Specs alone were not enough, but tests plus feedback worked: His spec-driven attempt failed because models drifted from intent, while a TDD-style setup with behavioral tests and automated stop-hook feedback finally produced reliable implementation in his project.
Guardrails should encode human review comments before code reaches GitHub: Florian recommends local, fast checks like formatters, linters, Semgrep rules, security checks, and architectural tests so agents can self-correct without waiting for a senior engineer in a PR.
Architecture remains firmly human work: He says engineers still need to decide what to build, sketch the system, define module boundaries, and lock interfaces, because losing architectural understanding is how teams slide into cognitive debt and cognitive surrender.
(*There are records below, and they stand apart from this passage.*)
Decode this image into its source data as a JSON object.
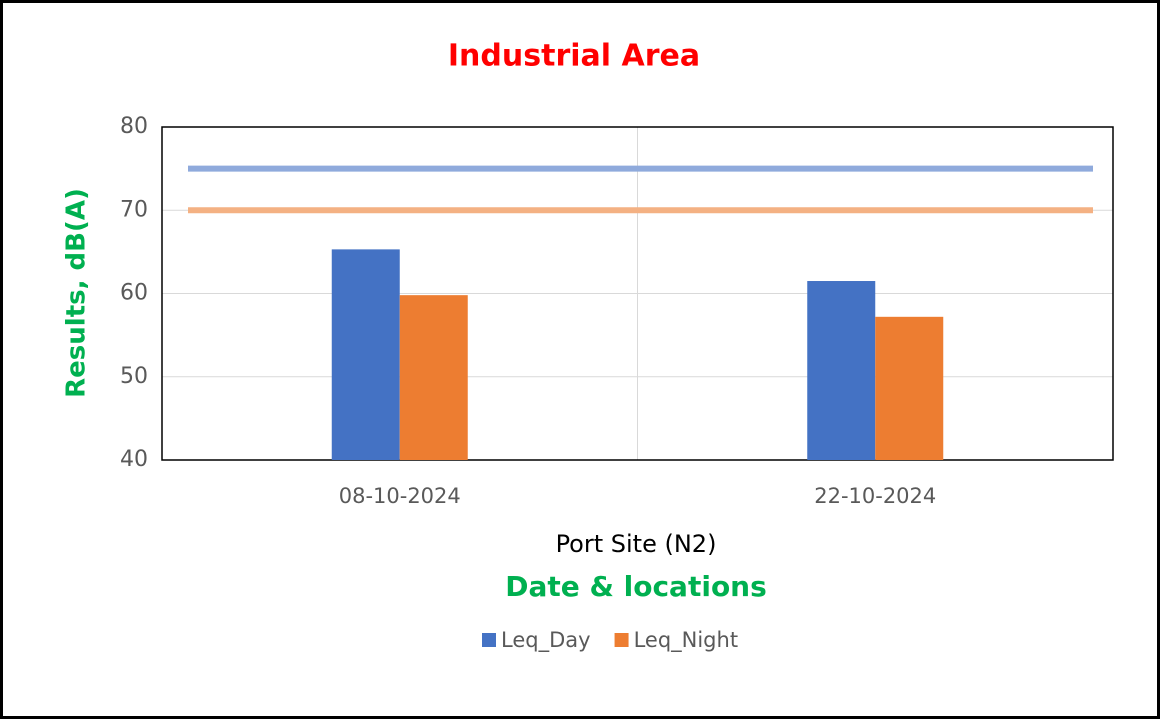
{
  "chart_data": {
    "type": "bar",
    "title": "Industrial Area",
    "categories": [
      "08-10-2024",
      "22-10-2024"
    ],
    "subtitle": "Port Site (N2)",
    "x_label": "Date & locations",
    "y_label": "Results, dB(A)",
    "series": [
      {
        "name": "Leq_Day",
        "color": "#4472c4",
        "values": [
          65.3,
          61.5
        ]
      },
      {
        "name": "Leq_Night",
        "color": "#ed7d31",
        "values": [
          59.8,
          57.2
        ]
      }
    ],
    "reference_lines": [
      {
        "value": 75,
        "color": "#8faadc"
      },
      {
        "value": 70,
        "color": "#f4b183"
      }
    ],
    "ylim": [
      40,
      80
    ],
    "yticks": [
      40,
      50,
      60,
      70,
      80
    ],
    "grid": true,
    "legend": "bottom"
  }
}
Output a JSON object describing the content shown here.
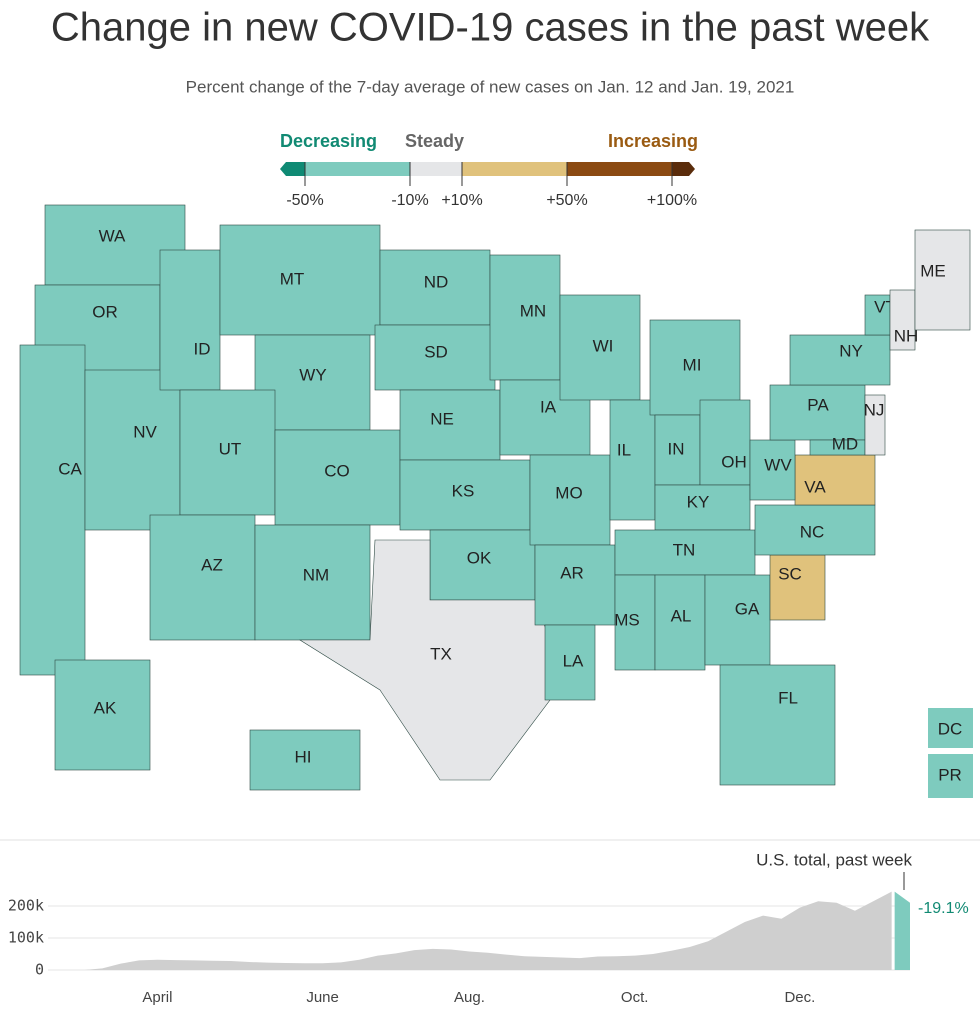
{
  "header": {
    "title": "Change in new COVID-19 cases in the past week",
    "subtitle": "Percent change of the 7-day average of new cases on Jan. 12 and Jan. 19, 2021"
  },
  "legend": {
    "headings": [
      {
        "text": "Decreasing",
        "color": "#118a73"
      },
      {
        "text": "Steady",
        "color": "#666666"
      },
      {
        "text": "Increasing",
        "color": "#9a5b12"
      }
    ],
    "colors": [
      "#0f8a74",
      "#7ecbbe",
      "#e5e6e8",
      "#e0c27c",
      "#8b4a12",
      "#5a2c0b"
    ],
    "ticks": [
      {
        "value": -50,
        "label": "-50%"
      },
      {
        "value": -10,
        "label": "-10%"
      },
      {
        "value": 10,
        "label": "+10%"
      },
      {
        "value": 50,
        "label": "+50%"
      },
      {
        "value": 100,
        "label": "+100%"
      }
    ]
  },
  "map": {
    "status_colors": {
      "Decreasing": "#7ecbbe",
      "Steady": "#e5e6e8",
      "Increasing": "#e0c27c"
    },
    "states": [
      {
        "label": "WA",
        "status": "Decreasing"
      },
      {
        "label": "OR",
        "status": "Decreasing"
      },
      {
        "label": "CA",
        "status": "Decreasing"
      },
      {
        "label": "NV",
        "status": "Decreasing"
      },
      {
        "label": "ID",
        "status": "Decreasing"
      },
      {
        "label": "MT",
        "status": "Decreasing"
      },
      {
        "label": "WY",
        "status": "Decreasing"
      },
      {
        "label": "UT",
        "status": "Decreasing"
      },
      {
        "label": "AZ",
        "status": "Decreasing"
      },
      {
        "label": "CO",
        "status": "Decreasing"
      },
      {
        "label": "NM",
        "status": "Decreasing"
      },
      {
        "label": "ND",
        "status": "Decreasing"
      },
      {
        "label": "SD",
        "status": "Decreasing"
      },
      {
        "label": "NE",
        "status": "Decreasing"
      },
      {
        "label": "KS",
        "status": "Decreasing"
      },
      {
        "label": "OK",
        "status": "Decreasing"
      },
      {
        "label": "TX",
        "status": "Steady"
      },
      {
        "label": "MN",
        "status": "Decreasing"
      },
      {
        "label": "IA",
        "status": "Decreasing"
      },
      {
        "label": "MO",
        "status": "Decreasing"
      },
      {
        "label": "AR",
        "status": "Decreasing"
      },
      {
        "label": "LA",
        "status": "Decreasing"
      },
      {
        "label": "WI",
        "status": "Decreasing"
      },
      {
        "label": "IL",
        "status": "Decreasing"
      },
      {
        "label": "MI",
        "status": "Decreasing"
      },
      {
        "label": "IN",
        "status": "Decreasing"
      },
      {
        "label": "OH",
        "status": "Decreasing"
      },
      {
        "label": "KY",
        "status": "Decreasing"
      },
      {
        "label": "TN",
        "status": "Decreasing"
      },
      {
        "label": "MS",
        "status": "Decreasing"
      },
      {
        "label": "AL",
        "status": "Decreasing"
      },
      {
        "label": "GA",
        "status": "Decreasing"
      },
      {
        "label": "FL",
        "status": "Decreasing"
      },
      {
        "label": "SC",
        "status": "Increasing"
      },
      {
        "label": "NC",
        "status": "Decreasing"
      },
      {
        "label": "VA",
        "status": "Increasing"
      },
      {
        "label": "WV",
        "status": "Decreasing"
      },
      {
        "label": "PA",
        "status": "Decreasing"
      },
      {
        "label": "NY",
        "status": "Decreasing"
      },
      {
        "label": "MD",
        "status": "Decreasing"
      },
      {
        "label": "NJ",
        "status": "Steady"
      },
      {
        "label": "VT",
        "status": "Decreasing"
      },
      {
        "label": "NH",
        "status": "Steady"
      },
      {
        "label": "ME",
        "status": "Steady"
      },
      {
        "label": "AK",
        "status": "Decreasing"
      },
      {
        "label": "HI",
        "status": "Decreasing"
      },
      {
        "label": "DC",
        "status": "Decreasing"
      },
      {
        "label": "PR",
        "status": "Decreasing"
      }
    ]
  },
  "chart_data": {
    "type": "area",
    "annotation": "U.S. total, past week",
    "highlight_label": "-19.1%",
    "color": "#cfcfcf",
    "highlight_color": "#7ecbbe",
    "categories": [
      null,
      null,
      null,
      null,
      "April",
      null,
      null,
      null,
      null,
      null,
      null,
      null,
      null,
      "June",
      null,
      null,
      null,
      null,
      null,
      null,
      null,
      "Aug.",
      null,
      null,
      null,
      null,
      null,
      null,
      null,
      null,
      "Oct.",
      null,
      null,
      null,
      null,
      null,
      null,
      null,
      null,
      "Dec.",
      null,
      null,
      null,
      null,
      null,
      null
    ],
    "values": [
      0,
      5000,
      20000,
      30000,
      32000,
      31000,
      30000,
      29000,
      28000,
      25000,
      23000,
      22000,
      21000,
      21000,
      24000,
      32000,
      45000,
      52000,
      62000,
      66000,
      64000,
      58000,
      54000,
      48000,
      43000,
      41000,
      39000,
      37000,
      42000,
      43000,
      45000,
      50000,
      60000,
      72000,
      90000,
      120000,
      150000,
      170000,
      160000,
      195000,
      215000,
      210000,
      185000,
      215000,
      245000,
      210000
    ],
    "ylim": [
      0,
      250000
    ],
    "yticks": [
      0,
      {
        "value": 100000,
        "label": "100k"
      },
      {
        "value": 200000,
        "label": "200k"
      }
    ]
  }
}
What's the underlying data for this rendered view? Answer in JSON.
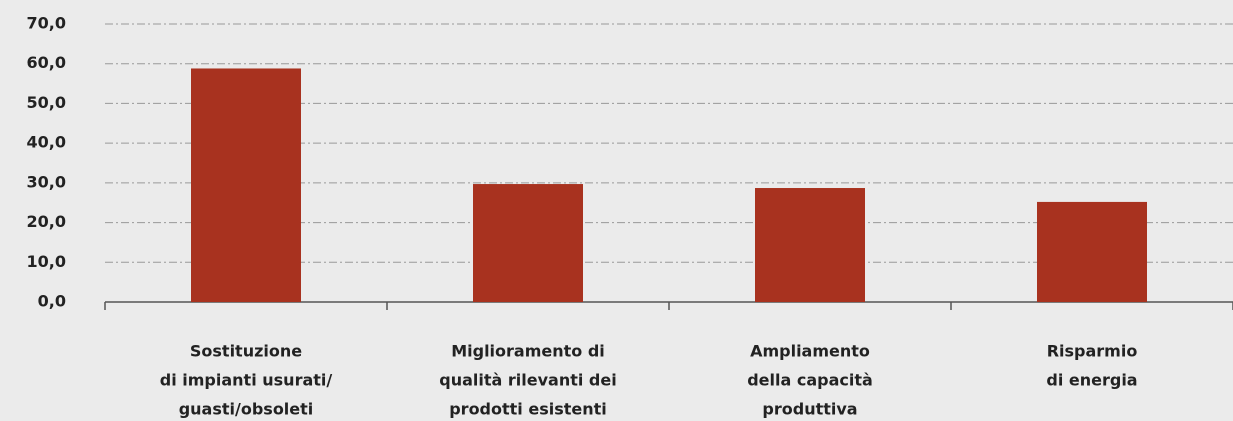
{
  "chart_data": {
    "type": "bar",
    "categories": [
      [
        "Sostituzione",
        "di impianti usurati/",
        "guasti/obsoleti"
      ],
      [
        "Miglioramento di",
        "qualità rilevanti dei",
        "prodotti esistenti"
      ],
      [
        "Ampliamento",
        "della capacità",
        "produttiva"
      ],
      [
        "Risparmio",
        "di energia"
      ]
    ],
    "values": [
      58.8,
      29.7,
      28.7,
      25.2
    ],
    "color": "#a8321f",
    "ylim": [
      0,
      70
    ],
    "yticks": [
      {
        "value": 0,
        "label": "0,0"
      },
      {
        "value": 10,
        "label": "10,0"
      },
      {
        "value": 20,
        "label": "20,0"
      },
      {
        "value": 30,
        "label": "30,0"
      },
      {
        "value": 40,
        "label": "40,0"
      },
      {
        "value": 50,
        "label": "50,0"
      },
      {
        "value": 60,
        "label": "60,0"
      },
      {
        "value": 70,
        "label": "70,0"
      }
    ],
    "grid": true
  }
}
A simple first experiment is to turn repeated PR feedback into Semgrep rules: Examples he gives include banning Python default parameter values and forcing errors to be propagated, then measuring whether the agent needs less babysitting with those rules in place.

The Breakdown

The real bottleneck in AI software engineering is no longer writing code but reviewing the flood of it, and Florian Buetow argues the best teams are shrinking human code review by pushing feedback into the agent's environment with tests, guardrails, and architectural constraints. His blunt takeaway: the harness often matters more than the model, and engineers who can define architecture and encode their judgment as rules will have a huge advantage.